Por tanto, me pregunto cuántos casos como éste deben repetirse hasta que nos concienciemos que el inglés es algo vital para la supervivencia y desarrollo empresarial en España. Si analizamos la repercusión o presencia a nivel internacional, observaremos que ésta se encuentra muy reducida a determinados sectores y controlada, principalmente, por personas extranjeras en sus puestos directivos. Es decir, que la gran mayoría de puestos directivos los ocupan personas de otros países, dada la escasa preparación para lidiar en inglés de aquellos que, en teoría, debieran estar al mando de la organización y dirección de la empresa. Cuando una empresa extranjera abre sus oficinas en nuestro país, cuentan con la fuerza trabajadora nacional para el desempeño de sus funciones, pero destinan a uno de sus ciudadanos a ocupar los puestos importantes. Algunos de ellos hablan algo de español, pero no resulta imprescindible conocer nuestro idioma para cumplir su labor.

Este hecho no parece resultar excesivamente relevante para las empresas, acomodadas o resignadas a su situación actual. Teniendo en cuenta que el problema se inicia desde la base, es mucho más cómodo confiar en el altruismo que viene de fuera y despreocuparse así de tomar medidas contundentes al respecto. ¿Contundentes? Bueno, eso ya depende del gobierno, la verdad. Pero, a nivel individual, sí que se puede controlar esta sangría de oportunidades perdidas con relativa sencillez.

Idiomas en la empresa

Actualmente, existen academias que imparten formación lingüística en las empresas para todos sus empleados, desde lo más bajo hasta la cima de la pirámide, que permiten actualizar los conocimientos y fomentar la práctica constante con la que lograr igualar la competitividad con el resto de países europeos. Teniendo en cuenta la diferencia de su uso y asentamiento respecto a dichas naciones, nos queda un largo camino hasta equipararnos con las mismas. Pero si no iniciamos pronto ese camino, la distancia continuará aumentando hasta perderlas de vista. La ventaja es que, una vez iniciado ese proceso de introducción y manejo del inglés dentro de la empresa, cada día que pase estaremos más cerca de igualar su marcha. Hay que tener en cuenta que es la práctica y la constancia la que convierten los pasos en zancadas y que, al fin y al cabo, aprender a hablar tiene un tope de formatos para reuniones, visitas o presentaciones.

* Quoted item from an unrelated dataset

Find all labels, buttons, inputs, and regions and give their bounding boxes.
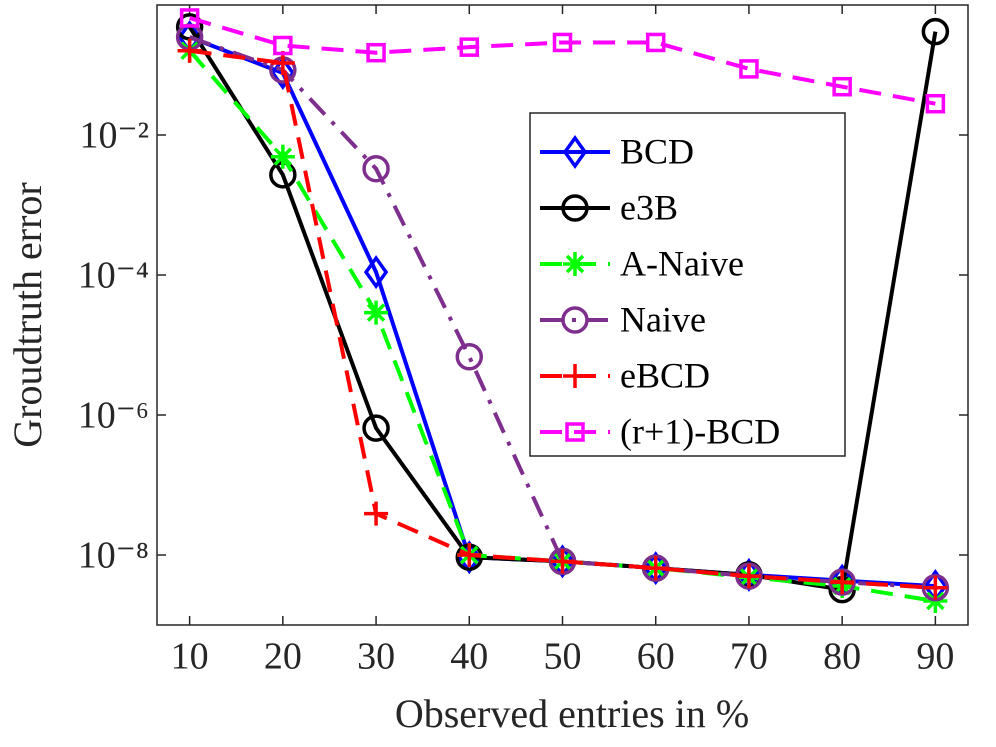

Aprender a manejarse bien en este tipo de situaciones garantiza un rápido progreso en los entornos internacionales, siempre y cuando, insisto, se decida cambiar la mentalidad y exista una continuidad.

Otro aspecto a tener en cuenta es que no estamos hablando de aprender un idioma en su totalidad, sino el que se emplea en el mundo de los negocios. Esto reduce considerablemente el volumen de vocabulario y expresiones que manejar, con el factor positivo añadido de que se emplean por igual en el resto del mundo. Por poner un ejemplo, no es necesario dominar las reglas de todos los deportes, sino solamente las del fútbol. Un futbolista puede jugar tanto en España como en Alemania sin problemas, dado que el deporte se rige por el mismo reglamento, con matices de acento en su práctica. El mundo empresarial funciona exactamente igual: un mismo idioma que se adapta a la idiosincrasia local. Pero si no se entrena, seguiremos en el banquillo el resto de nuestra vida.